DESCRIPTION OF THE INVENTION
[0023] The present invention provides improved contrast agents for
the detection of nitric oxide in a sample. The contrast agent
should have appropriate functionality to give paramagnetism that is
nitric oxide dependent. In some preferred examples the agent
contains functional groups which complex iron but at the same time
leave one or more iron ligand sites open for nitric oxide to bind
to. In such agents, the number, nature, and symmetry of the
functional groups may be selected to modulate the oxidation
potential of iron and/or the spin state for a given oxidation state
and/or the binding constant of iron, and/or the transmission of
hyperfine interactions to the rest of the molecule, and/or the
electron relaxation time of the iron, and/or the efficiency of
nitric oxide capture. Dithiocarbamates are examples of some
preferred functional groups because examples of dithiocarbamates
are known to hold Fe(II) mainly in its low spin diamagnetic state
and to have rapid and efficient nitric oxide capture. The formation
of the Fe(II)-nitric oxide pair switches this center to the
paramagnetic state. Various dithiocarbamate molecules and methods
of making them are known in the art, such as the compounds and
methods disclosed in U.S. Pat. No. 6,407,135 issued on Jun. 18,
2002 to Lai et al., the disclosure of which is incorporated herein
by reference.
[0024] The complexing agent should contain one or more reporter
nuclei located close enough to the iron center in order to have
their spectroscopic frequency or their relaxation times affected by
the paramagnetic state of the iron/iron-nitric oxide-complex. In
some preferred examples of the invention the reporter nuclei would
be fluorine(s). Some such examples are in fact fluorinated analogs
of known agents such as the MGD complexing agent.

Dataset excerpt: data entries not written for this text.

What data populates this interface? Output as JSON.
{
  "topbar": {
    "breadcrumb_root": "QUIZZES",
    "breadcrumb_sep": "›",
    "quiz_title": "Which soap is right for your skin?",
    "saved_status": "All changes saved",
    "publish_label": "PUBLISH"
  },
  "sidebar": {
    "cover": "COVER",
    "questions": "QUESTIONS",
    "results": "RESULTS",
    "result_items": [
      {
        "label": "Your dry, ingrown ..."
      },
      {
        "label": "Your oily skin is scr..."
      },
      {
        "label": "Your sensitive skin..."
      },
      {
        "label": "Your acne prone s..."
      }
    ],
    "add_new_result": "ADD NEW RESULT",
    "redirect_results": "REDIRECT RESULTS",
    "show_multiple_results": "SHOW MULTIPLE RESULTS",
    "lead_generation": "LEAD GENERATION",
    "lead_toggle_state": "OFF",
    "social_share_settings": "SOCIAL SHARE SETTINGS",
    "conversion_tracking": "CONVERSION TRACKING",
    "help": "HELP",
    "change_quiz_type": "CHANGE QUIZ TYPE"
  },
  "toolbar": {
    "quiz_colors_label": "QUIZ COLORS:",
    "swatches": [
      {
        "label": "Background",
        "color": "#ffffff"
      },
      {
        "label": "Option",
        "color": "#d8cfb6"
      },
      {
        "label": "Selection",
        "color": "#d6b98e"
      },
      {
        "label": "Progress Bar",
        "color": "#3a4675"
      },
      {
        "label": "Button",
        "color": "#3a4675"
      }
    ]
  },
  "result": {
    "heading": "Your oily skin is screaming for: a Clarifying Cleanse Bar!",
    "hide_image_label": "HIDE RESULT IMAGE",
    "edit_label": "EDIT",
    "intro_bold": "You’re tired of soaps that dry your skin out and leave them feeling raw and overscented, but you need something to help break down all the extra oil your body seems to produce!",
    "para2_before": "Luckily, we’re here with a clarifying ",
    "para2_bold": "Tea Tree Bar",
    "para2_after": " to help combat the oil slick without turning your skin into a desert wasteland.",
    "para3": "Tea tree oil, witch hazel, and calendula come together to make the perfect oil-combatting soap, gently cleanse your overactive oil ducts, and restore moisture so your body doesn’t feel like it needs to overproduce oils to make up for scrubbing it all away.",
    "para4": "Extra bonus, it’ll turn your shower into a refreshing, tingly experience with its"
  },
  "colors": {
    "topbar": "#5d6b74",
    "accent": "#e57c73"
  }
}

[0025] Preferred complexing agents may also contain components or
aspects that control the physical properties of the overall
complex. An example is a functional group that enhances the overall
water solubility of the complex.
[0026] Preferred complexing agents may also contain functional
groups that affect the distribution of the complex in an animal in
such a way that specific physical environments or specific tissues
of special interest in an investigation are preferentially
targeted. An example is the provision of an extra hydrocarbon chain
to anchor the agent in membranes or other hydrophobic environments
such as atherosclerotic plaque, for example.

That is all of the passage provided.